Culture & the Family

Mike Brake | July 8, 2021

Black market, other risks remain as legalized weed turns three

Mike Brake

On June 26, 2018, Oklahoma voters approved State Question 788, the Medical Marijuana Legalization Initiative, legalizing “the licensed use, sale, and growth of marijuana in Oklahoma for medicinal purposes.”

The state question was written to allow anyone to claim just about any medical need for a card. The ease of access to medical weed made Oklahoma virtually unique among states with similar laws. Politico noted that “Oklahoma is now the biggest medical marijuana market in the country on a per capita basis.”

Head Shops on Every Corner

The dispensaries proliferated rapidly, sometimes more than one on a single block, more than 100 in one ZIP code. The Politico article cited Ardmore with a population of 25,000 and 36 dispensaries—one for every 700 residents.

“Oklahomans like to boast that our state is a good place to raise a family,” OCPA distinguished fellow Andrew Spiropoulos wrote on January 23, 2019. “But would you have chosen to settle in the heart of Oklahoma City if you knew that NW 23rd Street would be planted thick from N. Portland Avenue to N. Broadway with head shops? The monotony of signs advertising marijuana products is only occasionally broken by ads for the lottery or a local casino. We better save some money to help the addicts and broken families we’re about to help create.”

Mark Woodward, spokesman for the Oklahoma Bureau of Narcotics and Dangerous Drugs (OBNDD), said Oklahoma’s medical marijuana law has unintentionally made the state a national center of illegal growing operations.

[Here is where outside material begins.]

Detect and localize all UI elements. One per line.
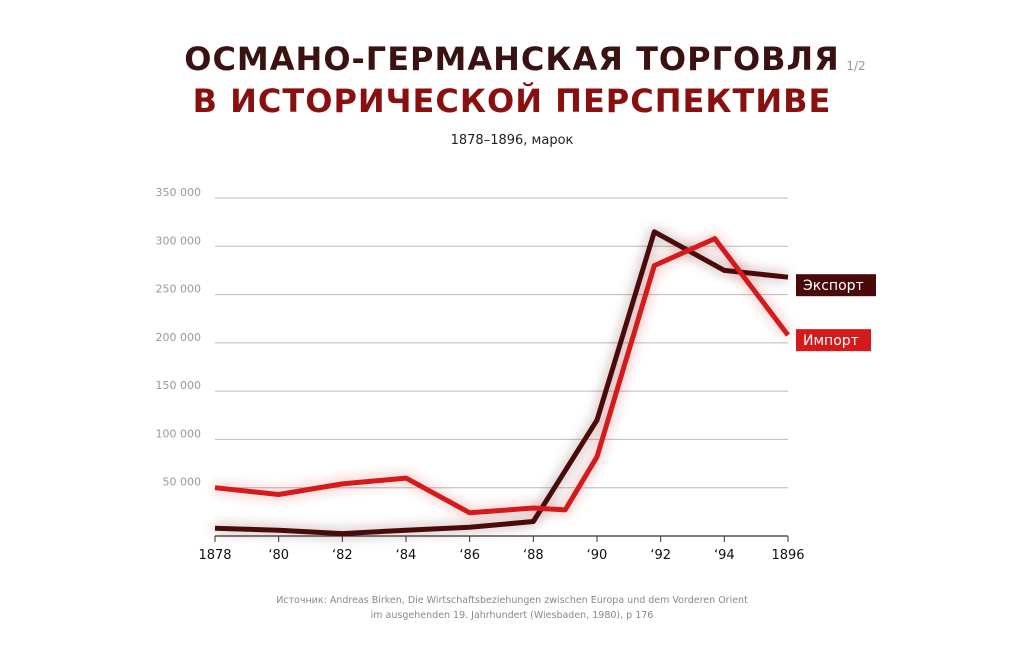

“We are taking down two or three (grow operations) a week,” he said. “I just came from one in Rush Springs where we found 20 Chinese laborers who were the victims of human trafficking. The owner had them working his grow operation and they had no idea where they were.”

Both legal and illegal growers from other states saw Oklahoma open for marijuana business and compared the costs here with those in their home states and began flocking here in 2020, Woodward said.

“Part of it may have been COVID, but cost is a factor,” he said. “Since last fall we have had a tremendous influx of both legal and criminal organizations setting up grow operations. They are paying three times or more what pieces of land are worth and still coming out ahead.”

A grower who was paying tens of thousands for a license in California, and hundreds of thousands for land, can get an Oklahoma license for $3,000, which is the cheapest in the nation, Woodward said. Oklahoma’s regulations are also looser. That attracts both legal and illegal growers, and some legal ones are actually “ghost” operators with a local front person and actual ownership in China or through a Mexican cartel.

On March 30, 2021, a group of 50 Republican state representatives, led by state Rep. Anthony Moore, R-Clinton, and House Speaker Charles McCall, R-Atoka, sent a letter to Oklahoma Attorney General Mike Hunter “expressing their support for his efforts to work with local and statewide law enforcement to track reported transactions by aliens or foreign entities who acquire title to real property in Oklahoma with an underlying criminal purpose.”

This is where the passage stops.